The biotech CEO role is focused on the bigger picture, building the right team, setting the strategic direction, ensuring we have enough money to succeed, but the most important thing I have learned is to never allow this to disconnect you from the science and the detail of the preclinical and clinical data.

What is the issue you are trying to solve with current treatments for T cell and B cell malignancies? 

The successful treatment of lymphoma, which develops from white blood cells called lymphocytes, is quite different when comparing T cell with B cell lymphoma. In all cases the frontline therapy is chemotherapy which brings a successful outcome for many patients but is associated with significant side effects. However, a significant number of patients treated with chemotherapy will relapse.

For B cell lymphomas there are a range of second-line and third-line drugs which offer limited benefit for these patients and a significant number will still relapse. In T cell lymphomas there are very few second line agents and none of them are particularly effective.

We aim to bring forward treatments that will add to the armoury of options for B cell lymphoma patients and transform the way T cell lymphoma is treated.


Why is CTPS1 inhibition going to address this need?

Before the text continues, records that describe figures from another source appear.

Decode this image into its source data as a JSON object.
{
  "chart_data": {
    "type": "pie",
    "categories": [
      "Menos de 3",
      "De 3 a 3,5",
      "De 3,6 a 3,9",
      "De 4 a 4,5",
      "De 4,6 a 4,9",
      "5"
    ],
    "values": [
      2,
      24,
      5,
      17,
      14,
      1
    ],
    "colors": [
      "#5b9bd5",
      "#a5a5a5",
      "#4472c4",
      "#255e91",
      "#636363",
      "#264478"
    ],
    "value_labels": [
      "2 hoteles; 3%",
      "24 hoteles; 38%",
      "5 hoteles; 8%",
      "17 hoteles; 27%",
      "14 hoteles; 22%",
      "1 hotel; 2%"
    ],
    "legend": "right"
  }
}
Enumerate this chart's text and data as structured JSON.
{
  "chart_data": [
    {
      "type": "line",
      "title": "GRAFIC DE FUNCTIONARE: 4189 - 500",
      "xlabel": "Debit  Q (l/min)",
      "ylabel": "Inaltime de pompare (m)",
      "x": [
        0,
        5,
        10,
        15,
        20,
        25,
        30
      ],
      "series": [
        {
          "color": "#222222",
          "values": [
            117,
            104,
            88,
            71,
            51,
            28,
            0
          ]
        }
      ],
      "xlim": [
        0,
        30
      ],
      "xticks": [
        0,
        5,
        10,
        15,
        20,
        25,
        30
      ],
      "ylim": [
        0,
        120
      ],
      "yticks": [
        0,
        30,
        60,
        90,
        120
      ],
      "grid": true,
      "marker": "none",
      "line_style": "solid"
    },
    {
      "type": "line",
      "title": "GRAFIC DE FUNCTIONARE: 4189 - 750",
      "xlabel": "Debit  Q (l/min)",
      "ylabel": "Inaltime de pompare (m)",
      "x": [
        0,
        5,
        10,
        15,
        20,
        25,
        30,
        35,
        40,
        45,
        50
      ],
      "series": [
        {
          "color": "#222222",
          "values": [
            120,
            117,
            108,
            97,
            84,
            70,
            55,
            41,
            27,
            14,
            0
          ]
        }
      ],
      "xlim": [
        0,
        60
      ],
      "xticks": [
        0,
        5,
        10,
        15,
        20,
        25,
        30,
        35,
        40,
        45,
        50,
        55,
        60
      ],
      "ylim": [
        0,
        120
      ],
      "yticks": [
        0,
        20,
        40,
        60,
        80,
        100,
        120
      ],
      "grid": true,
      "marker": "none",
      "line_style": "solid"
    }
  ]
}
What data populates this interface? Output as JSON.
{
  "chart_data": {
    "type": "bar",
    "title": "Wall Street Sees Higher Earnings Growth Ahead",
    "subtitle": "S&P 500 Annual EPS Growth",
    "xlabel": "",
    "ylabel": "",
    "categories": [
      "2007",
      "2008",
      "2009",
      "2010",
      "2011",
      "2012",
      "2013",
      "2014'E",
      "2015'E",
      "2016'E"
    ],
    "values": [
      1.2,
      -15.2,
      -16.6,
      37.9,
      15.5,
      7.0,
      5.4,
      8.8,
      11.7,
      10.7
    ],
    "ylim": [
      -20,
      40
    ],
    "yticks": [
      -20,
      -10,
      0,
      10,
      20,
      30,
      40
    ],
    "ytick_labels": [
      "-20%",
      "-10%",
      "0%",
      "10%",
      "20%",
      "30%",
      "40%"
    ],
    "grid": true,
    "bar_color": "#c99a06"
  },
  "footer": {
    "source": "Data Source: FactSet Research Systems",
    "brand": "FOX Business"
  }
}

Targeting the pathways that make nucleotides, which are required for the synthesis of DNA and RNA, is a well explored and validated concept in oncology. However, until now this has been achieved through non-selective drugs, which cause unacceptable side effects.

Human genetics and the identification of a handful of individuals that lack CTPS1 demonstrated the crucial role that CTPS1 plays in allowing lymphocytes, T and B cells, to proliferate. Importantly, the lack of CTPS1 in these individuals had no other effects. This means that selective inhibition of CTPS1 should block proliferation of cancerous T and B cells and not bring unexpected side effects. The reason this can be achieved is due to the related enzyme CTPS2 which is able to maintain nucleotide synthesis in healthy cells, something unique to this step in the pathway and a key differentiation for our approach.


Targeted therapies for cancer is a crowded and challenging space, what makes Step Pharma stand out from others in the field and why do you believe you will succeed?

We believe that our investigational therapy, STP938, has the potential to transform the way lymphomas are treated. T cell lymphoma patients have no good options following relapse and there are few alternative drugs in development. The high unmet need for novel therapies brings the potential for the accelerated approval of STP938 following successful Phase II clinical studies.

B cell lymphoma treatment is complex and, despite the recent success seen with CAR-T therapies, many patients are not fit enough to withstand the trauma of a CAR-T therapy.  As more data accumulates, it is becoming clear that the majority of CAR-T patients will also relapse. The future of cancer treatment lies in moving away from chemotherapy and towards the use of appropriate combinations of targeted therapies to maximise the benefit to patients. These combinations should be driven by science, and we have spent considerable time developing an understanding of the most appropriate drugs that could ultimately combine with STP938.

We also believe that inhibition of CTPS1 will be successful in the treatment of some solid tumours. We are developing a biomarker that will enable selection of patients sensitive to CTPS1 inhibition, with an initial focus on ovarian and lung cancer, aiming to start clinical studies next year. In addition, the combination of STP938 with drugs that inhibit the DNA Damage Response pathway has shown incredible synergy in pre-clinical experiments across a range of solid tumours.